Let’s all take a sad walk back down memory lane.
The year is 1925 and Arsenal were looking for a replacement for the sacked manager Leslie Knighton, Arsenal chairman Sir Henry Norris placed this advertisement in the Athletic News:
“Arsenal football club is open to receive applications for the position of TEAM MANAGER. He must be experienced and possess the highest qualifications for the post, both as to ability and personal character. Gentlemen whose sole ability to build up a good side depends on the payment of heavy and exorbitant transfer fees need not apply”
In response to this advertisement along came Herbert Chapman – who was to know that almost a century later he would be the manager responsible for our very own “TMHT” reminding us all that the “Ghosts of the Thirties were Stirring”
So let’s find out just a little bit about one of those “Ghosts”
Did you know that on April 23rd 1927 it was Herbert Chapman that led us out at Wembley Stadium for our first ever FA Cup Final?
The 1927 final was also the very first time that community singing was introduced in a final and it produced one of the biggest (91,206) organised choirs of the time. There was some doubt as to whether the crowd would join in but the response was so enthusiastic that it immediately became part of the FA Cup Final’s ritual. T.P. Ratcliff, who became famous as”The Man in White” was the song leader and the Northern Command Tattoos were conducted by Aldershot Tidworth. The tradition of signing “Abide with me” continues to this day but supporters also sign their own clubs war songs. The song sheet in 1927 included, Pack up Your Troubles, All Through the Night, Tipperary and Drink to Me Only.
Chapman led out the Arsenal to play Cardiff City, his team that day consisted of – Dan Lewis, Tom Parker, Andy Kennedy, Alf Baker, Jack Butler, Bob John, Joe Hulme, Charlie Buchan, Jimmy Brain, Billy Blyth and Sid Hoar.
Unfortunately Arsenal became the first and only club to let England’s most celebrated trophy to be spirited away to another country. Hugh Freguson Cardiff’s centre-forward scored the only goal of the game in the seventy third minute – in a game that was largely dominated by Arsenal – huh! does that have a familiar ring to it?
In was a sad moment for our goalkeeper Dan Lewis (who was also a Welsh international) as the shot by Hughie Ferguson was straight at him – he dived down to make what should have been a comfortable save, however he fumbled the ball as he gathered it, and it slipped between his body and the crook of his elbow. He turned around and tried in vain to reclaim the ball but only succeeded in knocking it with his elbow into the back of the net.

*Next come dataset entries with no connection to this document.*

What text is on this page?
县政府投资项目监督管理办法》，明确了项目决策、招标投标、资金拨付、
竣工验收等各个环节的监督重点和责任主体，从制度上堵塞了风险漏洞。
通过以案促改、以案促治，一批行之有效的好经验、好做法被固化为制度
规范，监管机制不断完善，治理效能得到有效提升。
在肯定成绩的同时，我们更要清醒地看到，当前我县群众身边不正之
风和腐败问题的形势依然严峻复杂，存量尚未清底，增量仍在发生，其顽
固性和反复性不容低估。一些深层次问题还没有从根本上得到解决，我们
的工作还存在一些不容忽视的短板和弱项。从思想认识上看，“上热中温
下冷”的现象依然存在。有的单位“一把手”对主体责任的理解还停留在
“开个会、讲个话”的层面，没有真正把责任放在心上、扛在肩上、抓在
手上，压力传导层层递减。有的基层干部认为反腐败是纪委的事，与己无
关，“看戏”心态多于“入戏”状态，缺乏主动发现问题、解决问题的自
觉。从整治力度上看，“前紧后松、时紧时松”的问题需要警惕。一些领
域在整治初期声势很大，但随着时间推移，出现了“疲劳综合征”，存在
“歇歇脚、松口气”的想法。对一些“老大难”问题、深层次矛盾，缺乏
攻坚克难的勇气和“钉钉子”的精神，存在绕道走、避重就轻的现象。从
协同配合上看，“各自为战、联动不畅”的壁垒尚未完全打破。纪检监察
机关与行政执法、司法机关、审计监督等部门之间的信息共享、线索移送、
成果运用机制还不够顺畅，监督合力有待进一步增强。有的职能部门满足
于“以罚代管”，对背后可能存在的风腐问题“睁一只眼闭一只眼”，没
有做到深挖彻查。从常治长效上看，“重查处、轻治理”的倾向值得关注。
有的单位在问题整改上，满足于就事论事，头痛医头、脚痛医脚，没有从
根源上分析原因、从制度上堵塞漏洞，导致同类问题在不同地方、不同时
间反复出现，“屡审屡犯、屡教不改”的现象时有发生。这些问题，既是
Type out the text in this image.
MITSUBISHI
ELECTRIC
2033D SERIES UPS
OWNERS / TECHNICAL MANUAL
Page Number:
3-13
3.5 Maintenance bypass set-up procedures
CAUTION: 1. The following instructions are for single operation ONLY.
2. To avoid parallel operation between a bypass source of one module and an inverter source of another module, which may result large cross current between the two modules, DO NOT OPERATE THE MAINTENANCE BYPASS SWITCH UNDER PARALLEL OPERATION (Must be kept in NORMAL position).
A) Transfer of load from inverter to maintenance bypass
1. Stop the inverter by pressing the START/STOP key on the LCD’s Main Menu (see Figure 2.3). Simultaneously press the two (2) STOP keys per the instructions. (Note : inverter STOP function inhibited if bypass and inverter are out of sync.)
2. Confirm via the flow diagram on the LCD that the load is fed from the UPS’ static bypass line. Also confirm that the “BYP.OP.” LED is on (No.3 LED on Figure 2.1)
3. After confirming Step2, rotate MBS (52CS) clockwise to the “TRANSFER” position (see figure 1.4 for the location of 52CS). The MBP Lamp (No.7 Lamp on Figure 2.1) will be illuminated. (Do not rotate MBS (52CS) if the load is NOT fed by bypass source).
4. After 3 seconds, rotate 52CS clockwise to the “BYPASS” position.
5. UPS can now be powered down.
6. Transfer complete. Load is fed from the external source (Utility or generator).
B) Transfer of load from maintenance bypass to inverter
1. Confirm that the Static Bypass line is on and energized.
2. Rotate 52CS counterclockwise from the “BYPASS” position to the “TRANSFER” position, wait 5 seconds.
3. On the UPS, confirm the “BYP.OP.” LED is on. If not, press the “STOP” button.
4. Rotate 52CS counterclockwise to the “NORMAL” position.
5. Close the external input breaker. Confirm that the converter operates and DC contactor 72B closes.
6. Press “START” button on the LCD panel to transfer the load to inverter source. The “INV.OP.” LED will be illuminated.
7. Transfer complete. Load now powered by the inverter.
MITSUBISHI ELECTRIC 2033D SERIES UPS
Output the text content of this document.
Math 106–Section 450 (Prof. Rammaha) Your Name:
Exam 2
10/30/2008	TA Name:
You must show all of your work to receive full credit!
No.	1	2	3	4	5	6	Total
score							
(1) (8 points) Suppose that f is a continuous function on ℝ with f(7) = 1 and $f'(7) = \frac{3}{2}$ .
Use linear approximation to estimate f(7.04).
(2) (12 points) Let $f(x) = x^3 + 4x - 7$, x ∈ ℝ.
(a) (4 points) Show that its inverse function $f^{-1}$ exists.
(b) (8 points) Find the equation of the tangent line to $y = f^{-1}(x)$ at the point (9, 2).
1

On receiving his losers’ medal from King George V, a disgusted Lewis reportedly cried “This is not for me,” before flinging it as far as he could into the Wembley crowd.
Lewis blamed his brand new jersey for the error, saying the wool was too greasy for him to grip the ball properly; since then, according to club legend, no Arsenal goalkeeper has played in a new jersey before it is washed first.
Fast forward 91 years it’s now January 2014 and we have just chased the “Tiny Totts” back down the Seven Sisters Road to their very own “Chicken Coop” where they were greeted by a mute cockerel.